Solution 15EStep 1:In this problem we have to determine the radius of convergence of the power series.Use Ratio test to determine the radius of convergence.If and1. If L <1, converges.2. If L >1, diverges.3. If L=1, the test is inconclusive.Step 2: Consider ,= = | | = | | = | | = | |(1) = | |Step 3:The series converges for L<1.Therefore solve By using “If ”-< x < Thus the radius of convergence is .

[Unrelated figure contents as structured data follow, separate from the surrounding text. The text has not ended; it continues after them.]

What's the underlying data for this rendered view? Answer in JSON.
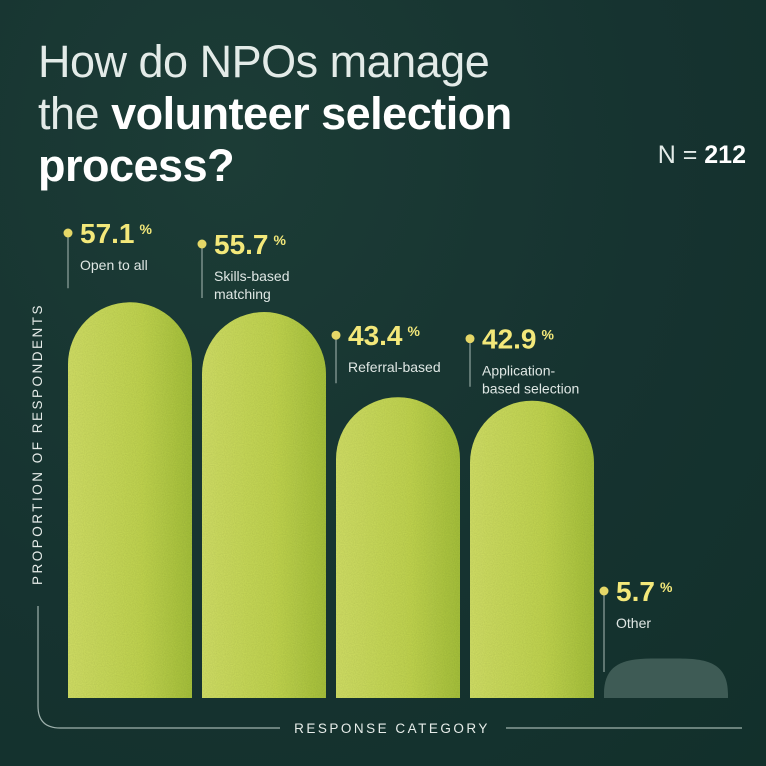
{
  "title": {
    "line1": "How do NPOs manage",
    "line2_prefix": "the ",
    "line2_bold": "volunteer selection",
    "line3_bold": "process?"
  },
  "sample": {
    "label": "N = ",
    "value": "212"
  },
  "colors": {
    "background": "#173530",
    "bar": "#c4d852",
    "bar_other": "#3e5b55",
    "value_text": "#f3e87a",
    "marker": "#e5d767"
  },
  "chart_data": {
    "type": "bar",
    "xlabel": "RESPONSE CATEGORY",
    "ylabel": "PROPORTION OF RESPONDENTS",
    "unit": "%",
    "categories": [
      [
        "Open to all"
      ],
      [
        "Skills-based",
        "matching"
      ],
      [
        "Referral-based"
      ],
      [
        "Application-",
        "based selection"
      ],
      [
        "Other"
      ]
    ],
    "values": [
      57.1,
      55.7,
      43.4,
      42.9,
      5.7
    ],
    "value_labels": [
      "57.1",
      "55.7",
      "43.4",
      "42.9",
      "5.7"
    ]
  }
}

Textbook: Calculus: Early Transcendentals
Author: William L. Briggs, Lyle Cochran, Bernard Gillett
This textbook survival guide was created for the textbook: Calculus: Early Transcendentals, edition: 1. The full step-by-step solution to problem: 15E from chapter: 9.2 was answered by , our top Calculus solution expert on 03/03/17, 03:45PM. This full solution covers the following key subjects: Convergence, radius, determine, interval, power. This expansive textbook survival guide covers 85 chapters, and 5218 solutions. Calculus: Early Transcendentals was written by and is associated to the ISBN: 9780321570567. The answer to “Interval and radius of convergence Determine the radius of convergence of the following power series. Then test the endpoints to determine the interval of convergence.” is broken down into a number of easy to follow steps, and 25 words. Since the solution to 15E from 9.2 chapter was answered, more than 246 students have viewed the full step-by-step answer.